Synthetic fibers are chemical fibers produced by spinning and post-processing artificially synthesized linear polymers with suitable molecular weight and soluble (or fusible) properties. Compared with natural fibers and man-made fibers, synthetic fiber production is not limited by natural conditions. In addition to the general superior properties of chemical fibers, such as high strength, light weight, easy washing and quick drying, good elasticity, and resistance to mildew, synthetic fibers have certain unique properties.
Filament yarn
In the manufacturing process of synthetic fibers, spinning After the silk fluid (melt or solution) is spun into shape and post-processing, the fiber with a length of kilometers is called filament. Filament includes monofilament, multifilament and cord yarn.
01 Monofilament
Originally refers to a monofilament spun with a single-hole spinneret. A continuous single fiber, but in practical applications it often also includes small-hole filaments composed of 3 to 6 single fibers spun from 3 to 6 hole spinnerets. Thick synthetic fiber monofilaments (0.08-2mm in diameter) are called bristle filaments and are used to make ropes, brushes, daily net bags, fishing nets or industrial filter cloths; thinner polyamide monofilaments are used to make Transparent women’s socks or other high-end knitwear.
02 Multifilament
A thread composed of dozens of single fibers. The multifilament of chemical fiber is generally composed of 8 to 100 single fibers. The vast majority of clothing fabrics are woven with multifilament yarns, because multifilament yarns composed of multiple single fibers are more flexible than single yarns of the same diameter.
03 cord yarn
From more than a hundred to several A thread composed of hundreds of single fibers used to make tire cord fabric, commonly known as cord yarn.
Short fibers
Chemical fiber products are cut into several centimeters To a length of more than ten centimeters, fibers of this length are called short fibers. According to different cutting lengths, short fibers can be divided into cotton short fibers, wool short fibers, and medium-long short fibers.
01 Cotton type short fiber
The length is 25~38mm, the fiber is thin (linear density (1.3~1.7dtex), similar to cotton fiber, mainly used for blending with cotton fiber, such as blending cotton-type polyester short fiber with cotton fiber, and the resulting fabric is called “polyester-cotton” fabric.
02 Wool type short fiber
The length is 70~150mm, The fiber is thicker (linear density 3.3~7.7dtex), similar to wool, and is mainly used for blending with wool. For example, wool-type polyester short fiber is blended with wool, and the resulting fabric is called “wool-polyester” fabric.
03 Medium-long fiber
The length is 51~76mm, and the thickness of the fiber is between cotton type and wool type (linear density is 2.2~3.3dtex), mainly used for weaving medium and long fiber fabrics. In addition to being blended with natural fibers, short fibers can also be blended with short fibers of other chemical fibers. The resulting blended fabric has good overall properties.
In addition, short fibers can also be spun pure. In the current production of chemical fibers around the world, the output of short fibers is higher than that of filaments. According to fiber characteristics, some varieties (such as nylon) mainly produce filaments; some varieties (such as acrylic) mainly produce short fibers; and some varieties (such as polyester) have a relatively close ratio of the two.
Thick and detailed wire
Thick and detailed wire is referred to as T&T wire, from The alternating thick and detailed parts can be seen in its appearance, and the alternating dark and light color changes can be seen after the silk strips are dyed.
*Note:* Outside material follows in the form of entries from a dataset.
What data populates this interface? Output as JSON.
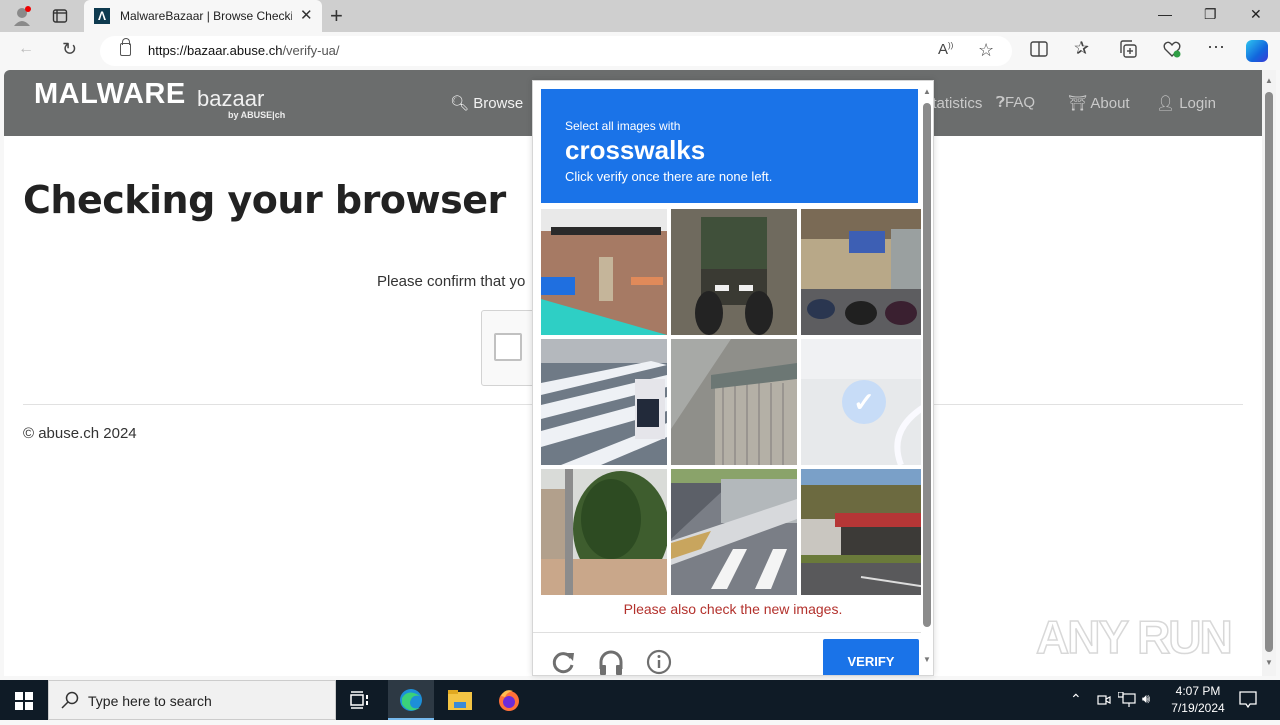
{
  "browser": {
    "tab": {
      "title": "MalwareBazaar | Browse Checking your browser",
      "favicon": "abuse-ch-logo-icon"
    },
    "new_tab_label": "+",
    "window_controls": {
      "minimize": "—",
      "restore": "❐",
      "close": "✕"
    },
    "address": {
      "url_domain": "https://bazaar.abuse.ch",
      "url_path": "/verify-ua/"
    },
    "toolbar_icons": [
      "read-aloud-icon",
      "favorite-star-icon",
      "split-screen-icon",
      "favorites-icon",
      "collections-icon",
      "browser-essentials-icon",
      "more-icon",
      "copilot-icon"
    ]
  },
  "site": {
    "logo": {
      "main": "MALWARE",
      "sub": "bazaar",
      "by": "by ABUSE|ch"
    },
    "nav": [
      {
        "label": "Browse",
        "icon": "search-icon"
      },
      {
        "label": "Statistics",
        "icon": "chart-icon"
      },
      {
        "label": "FAQ",
        "icon": "question-icon"
      },
      {
        "label": "About",
        "icon": "building-icon"
      },
      {
        "label": "Login",
        "icon": "user-icon"
      }
    ],
    "page_title": "Checking your browser",
    "confirm_text": "Please confirm that yo",
    "footer": "© abuse.ch 2024"
  },
  "captcha": {
    "instruction_line1": "Select all images with",
    "target": "crosswalks",
    "instruction_line3": "Click verify once there are none left.",
    "tiles": [
      {
        "desc": "bus stop with person",
        "selected": false
      },
      {
        "desc": "tractor",
        "selected": false
      },
      {
        "desc": "motorcycles on street",
        "selected": false
      },
      {
        "desc": "crosswalk with pedestrian",
        "selected": false
      },
      {
        "desc": "stairs and metal wall",
        "selected": false
      },
      {
        "desc": "road (fading)",
        "selected": true
      },
      {
        "desc": "bushes and wall",
        "selected": false
      },
      {
        "desc": "crosswalk near sidewalk",
        "selected": false
      },
      {
        "desc": "roadside building",
        "selected": false
      }
    ],
    "error_message": "Please also check the new images.",
    "verify_label": "VERIFY",
    "footer_icons": [
      "reload-icon",
      "audio-headphones-icon",
      "info-icon"
    ]
  },
  "watermark": "ANY RUN",
  "taskbar": {
    "search_placeholder": "Type here to search",
    "time": "4:07 PM",
    "date": "7/19/2024"
  }
}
Thick and thin filaments are manufactured using uneven drafting technology after spinning. The difference in properties of the two resulting filaments can be controlled during production. Their distribution is irregular and in a natural state.
The thick part of the thick and thin filaments has low strength, long elongation at break, strong heat shrinkage, good dyeability, and is easy to be processed by alkali reduction. It can be developed by taking full advantage of these characteristics. Textiles with unique properties. The physical properties of thick and fine filaments are related to factors such as the diameter ratio of thick and fine filaments.
Generally thick and thin filaments have high breaking elongation and boiling water shrinkage and low breaking strength and yield. Its strong shrinkage property can mix thick and fine filaments with other filaments to form different shrinkage mixed filaments. In addition, problems such as the easy deformation and low strength of thick sections of thick filaments should be paid attention to during the weaving, dyeing and finishing processes.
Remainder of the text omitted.